[Haskell for CP] Exploiting laziness for memoized DPs
In this blog I attempt to solve the Partition Problem using Haskell. The key is to utilize laziness to cleanly express the standard dynamic-programming solution for the problem.
§ Problem
Partition Problem - Compute the number of partitions for a given integer $n$ - ways of writing n as a sum of positive integers. Two sums that differ only in the order of their summands are considered the same partition.
§ Solution
This is a fairly standard problem, solved using a recurrence.
Let $P(n, x)$ be the number of partitions of $n$, such that the smallest element in it is $x$. We define this recurrence for $n \geq 1$ and $x \geq 1$.
\[P(n, x) \equiv \begin{cases} \sum_{y = x}^{n - x} P(n - x, y) & x < n \\ 1 & x = n \\ 0 & x > n \\ \end{cases}\]Note: An empty summation is $0$.
§ Counting
We define a list of lists $dp$, to store the computed values.
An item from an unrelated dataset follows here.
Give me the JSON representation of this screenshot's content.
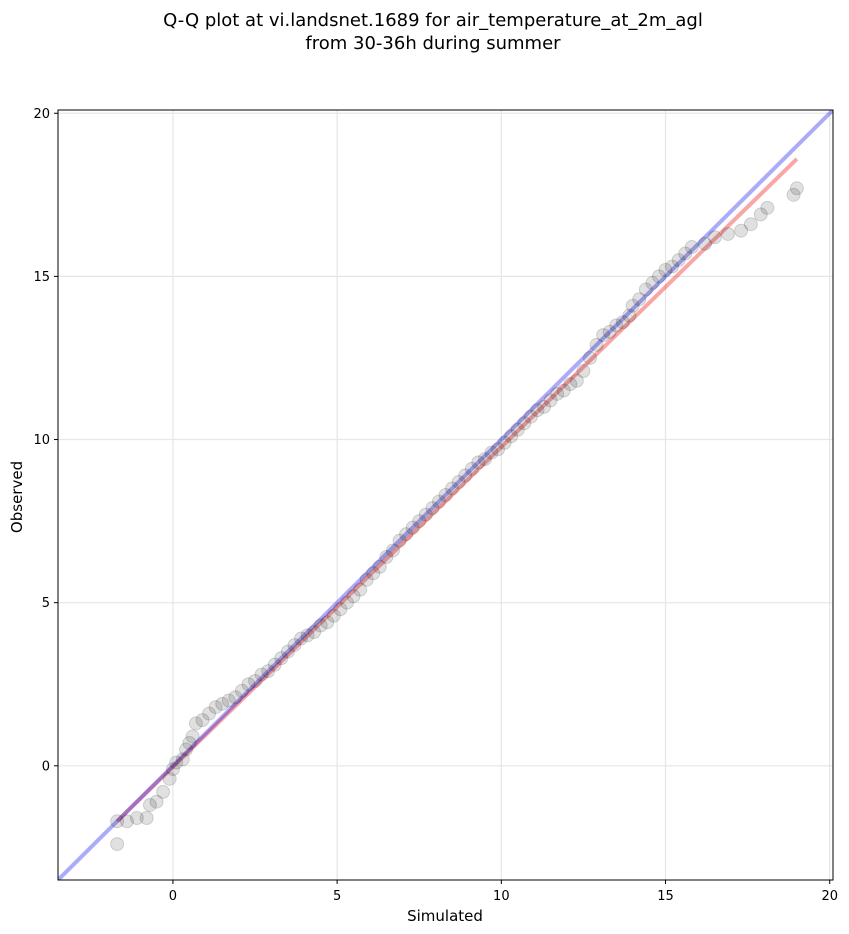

-- a "two dimensional" memory/array; realized as a list of lists.
type Mem2D a = [[a]]
-- the memoized values of the recurrence $P$
-- P(n, x) = dp !! n !! x
dp :: Mem2D Integer
-- compute P(n, x)
getP :: Int -> Int -> Integer
getP n x = dp !! n !! x -- extract the corresponding element
-- #partitions of n
partitions :: Int -> Integer
partitions n = sum $ dp !! n
Notice that $dp$ here is not a function, just a global constant list! But unlike usual programming languages, we can give Haskell a recipe to compute the elements of the list, which in turn can use previous elements. This works because Haskell is lazily evaluated.
Implementation trick: We only store non-trival values. The zeros (for
the $x > n$ case) are not stored.
To compute dp[n][x], we implement the above recurrence:
sum -- Add all the values, i.e. dp[n - x][x ..]
$ drop x -- drop the first x values. i.e. dp[n - x][0 .. x - 1]
$ dp !! (n - x) -- Take dp[n - x]
Now let us put this together and build the entire $dp$ list.
dp =
[] : -- dp[0]
[ 0 : -- dp[n][0] (padding, unused)
[sum $ drop x $ dp !! (n - x) -- dp[n][1..n - 1]
| x <- [1 .. n - 1]
]
++ [1] -- dp[n][n]
| n <- [1 ..]
]
That is it! Just a few lines to compute all the dp values! In Haskell,
when a list is forced, it either evaluates to [] or to x : xs, where
xs is not forced yet. So the computation forces one element at a time,
which nicely preserves the order of computation. This ensures that the
dp results for smaller $n$ values are computed first.
ghci> take 5 dp
[[],[0,1],[0,1,1],[0,2,0,1],[0,3,1,0,1]]
ghci> dp !! 6
[0,7,2,1,0,0,1]
ghci> dp !! 5 !! 1 -- same as `getP 5 1`
5 -- the sequences are: (1, 1, 1, 1, 1); (1, 1, 1, 2); (1, 1, 3); (1, 2, 2); (1, 4)
ghci> partitions 5
6
§ Bonus: Compute all partitions
We can extend the above code to not just count the partitions, but to actually compute all of them. Instead of adding up the subproblem counts, we take the subproblem partition lists, and prepend the current element $x$ to it.
First, let us declare some types and the sequences array.
type Partition = [Int] -- A single partition, just a list.
type Partitions = [Partition] -- A collection of partitions.
-- sequences !! n !! x - list of all partitions of n with smallest value x
sequences :: Mem2D Partitions
-- collect all partitions of n
allPartitions :: Int -> Partitions
allPartitions n = concat $ sequences !! n
To compute all partitions of $n$ with smallest value $x$, we write something similar:
map (x :) -- prepend `x` to each of those partitions
-- now we have a big list of all partitions of `n - x`, starting with any y >= x
$ concat -- concatenate all the lists corresponding to different starting values
-- now we have multiple lists, each list contains a set of partitions
$ drop x -- drop the ones starting with values < x
$ sequences !! (n - x) -- partitions of n starting with x
Putting it together:
sequences =
[] : -- partitions of 0 (empty, just for padding)
[ [] : -- partitions of n starting with 0 (empty, just for padding)
[ map (x :) $ concat $ drop x $ sequences !! (n - x) -- partitions of n starting with x
| x <- [1 .. n - 1]
]
++ [[[n]]] -- partitions of n starting with n - only one partition: (n)
| n <- [1 ..]
]
A few example values evaluated in the interpreter:
ghci> take 5 sequences
[[],
[[],[[1]]],
[[],[[1,1]],[[2]]],
[[],[[1,1,1],[1,2]],[],[[3]]],
[[],[[1,1,1,1],[1,1,2],[1,3]],[[2,2]],[],[[4]]]
]
ghci> sequences !! 5
[[],
[[1,1,1,1,1],[1,1,1,2],[1,1,3],[1,2,2],[1,4]],
[[2,3]],
[],
[],
[[5]]
]
ghci> allPartitions 5
[[1,1,1,1,1],
[1,1,1,2],
[1,1,3],
[1,2,2],
[1,4],
[2,3],
[5]
]